XML gives you considerable power to choose your own element types and invent your own grammars to create custom-made markup languages. But this flexibility can be dangerous for XML parsers if they don't have some minimal rules to protect them. A parser dedicated to a single markup language such as an HTML browser can accept some sloppiness in markup, because the set of tags is small and there isn't much complexity in a web page. Since XML processors have to be prepared for any kind of markup language, a set of ground rules is necessary.
These rules are very simple syntax constraints. All tags must use the proper delimiters; an end tag must follow a start tag; elements can't overlap; and so on. Documents that satisfy these rules are said to be well-formed. Some of these rules are listed here.
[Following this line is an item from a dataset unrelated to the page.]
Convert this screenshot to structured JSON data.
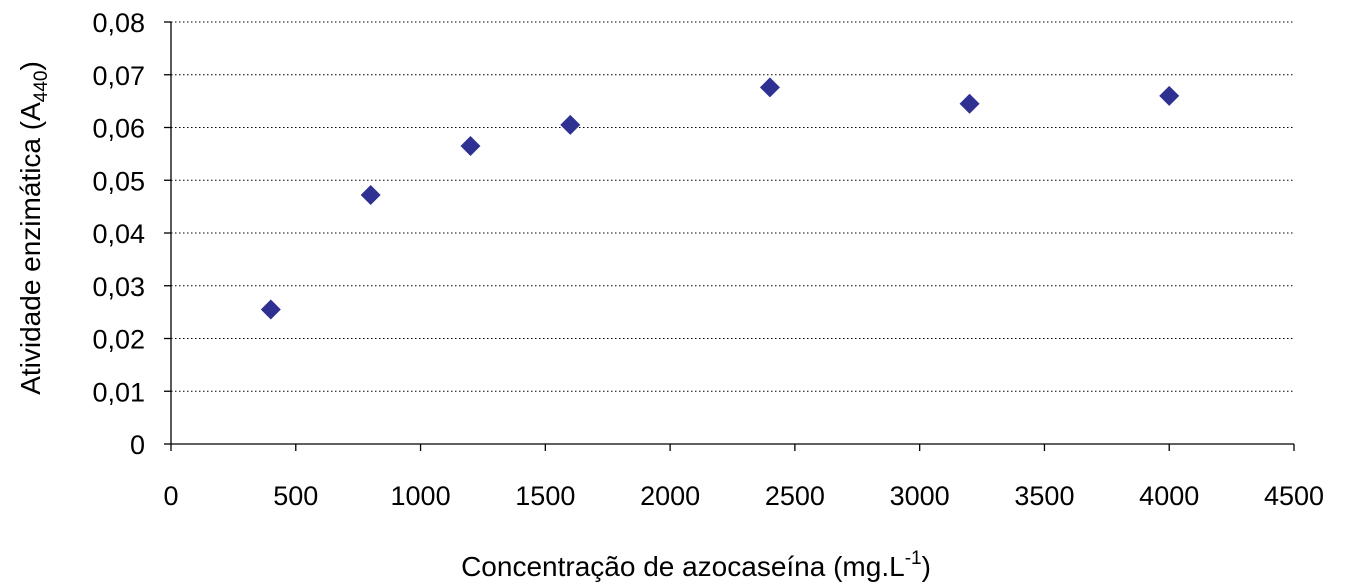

The first rule is that an element containing text or elements must have start and end tags.
Good | Bad |
---|---|
<list> <listitem>soupcan</listitem> <listitem>alligator</listitem> <listitem>tree</listitem> </list> | <list> <listitem>soupcan <listitem>alligator <listitem>tree </list> |
An empty element's tag must have a slash (/) before the end bracket.
Good | Bad |
---|---|
<graphic filename="icon.png"/> | <graphic filename="icon.png"> |
All attribute values must be in quotes.
Good | Bad |
---|---|
<figure filename="icon.png"/> | <figure filename=icon.png/> |
Elements may not overlap.
Good | Bad |
---|---|
<a>A good <b>nesting</b> example.</a> | <a>This is <b>a poor</a> nesting scheme.</b> |
Isolated markup characters may not appear in parsed content. These include <, ]]>, and &.
Good | Bad |
---|---|
<equation>5 < 2</equation> | <equation>5 < 2</equation> |
A final rule stipulates that element names may start only with letters and underscores, and may contain only letters, numbers, hyphens, periods, and underscores. Colons are allowed for namespaces.
Good | Bad |
---|---|
<example-one> <_example2> <Example.Three> | <bad*characters> <illegal space> <99number-start> |